Et là, on retrouve la force de la grande entreprise: il y a ici aussi des managers qui ont toujours une pelletée d'acronymes prêts-à-l'emploi sur eux (enfin, sur leur blackberry): en deux réunions, t'as fait le plein d'acronymes et c'est bon, ça devrait avoir monté le niveau de complexité de ton projet de calculette online à un niveau qu'il va te falloir cinq mois pour la construire.

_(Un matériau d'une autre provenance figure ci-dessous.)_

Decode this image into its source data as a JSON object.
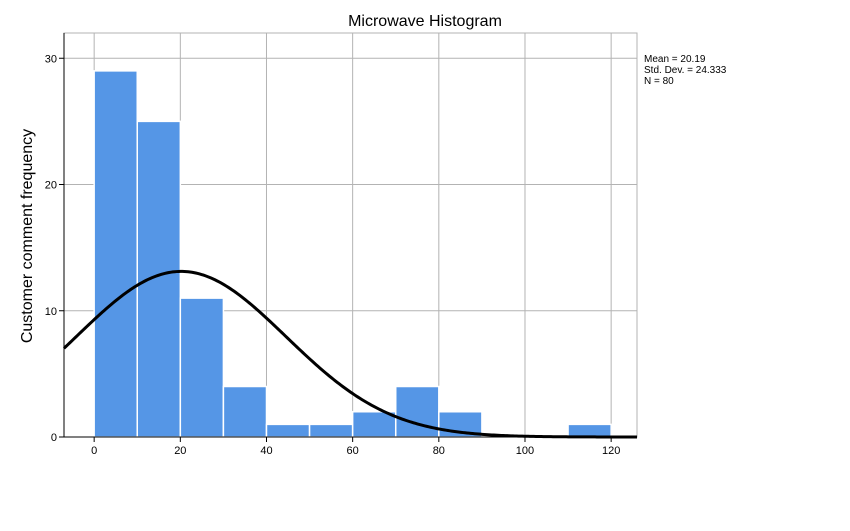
{
  "chart_data": {
    "type": "bar",
    "title": "Microwave Histogram",
    "xlabel": "",
    "ylabel": "Customer comment frequency",
    "xlim": [
      -7,
      126
    ],
    "ylim": [
      0,
      32
    ],
    "bin_width": 10,
    "x_ticks": [
      0,
      20,
      40,
      60,
      80,
      100,
      120
    ],
    "y_ticks": [
      0,
      10,
      20,
      30
    ],
    "grid": true,
    "bins": [
      {
        "start": 0,
        "end": 10,
        "count": 29
      },
      {
        "start": 10,
        "end": 20,
        "count": 25
      },
      {
        "start": 20,
        "end": 30,
        "count": 11
      },
      {
        "start": 30,
        "end": 40,
        "count": 4
      },
      {
        "start": 40,
        "end": 50,
        "count": 1
      },
      {
        "start": 50,
        "end": 60,
        "count": 1
      },
      {
        "start": 60,
        "end": 70,
        "count": 2
      },
      {
        "start": 70,
        "end": 80,
        "count": 4
      },
      {
        "start": 80,
        "end": 90,
        "count": 2
      },
      {
        "start": 110,
        "end": 120,
        "count": 1
      }
    ],
    "normal_curve": {
      "mean": 20.19,
      "std_dev": 24.333,
      "n": 80
    },
    "stats_box": {
      "mean_label": "Mean = 20.19",
      "sd_label": "Std. Dev. = 24.333",
      "n_label": "N = 80"
    },
    "colors": {
      "bar_fill": "#5596e6",
      "bar_stroke": "#ffffff",
      "grid": "#b3b3b3",
      "axis": "#000000",
      "curve": "#000000"
    }
  }
}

Là, on voit que ça a l'air plutôt bien embarqué, pour le bonus.

Mais c'est sans compter les régiments d'autres développeurs planqués dans les autres centres de Google, qui œuvrent sans honte à contrecarrer tes plans: ces ignobles sont justement déjà sur un projet de calculette Web2.0, ou de bloc-note GPS/CRM, ou de bidule GPRS/social, enfin, tous des machins qui font que ce serait tout de même vachement plus simple (aaaaaarggghh!) d'aller ajouter ta petite brique à leur édifice plutôt que le faire de ton côté, que tu vas pas réinventer la roue, non?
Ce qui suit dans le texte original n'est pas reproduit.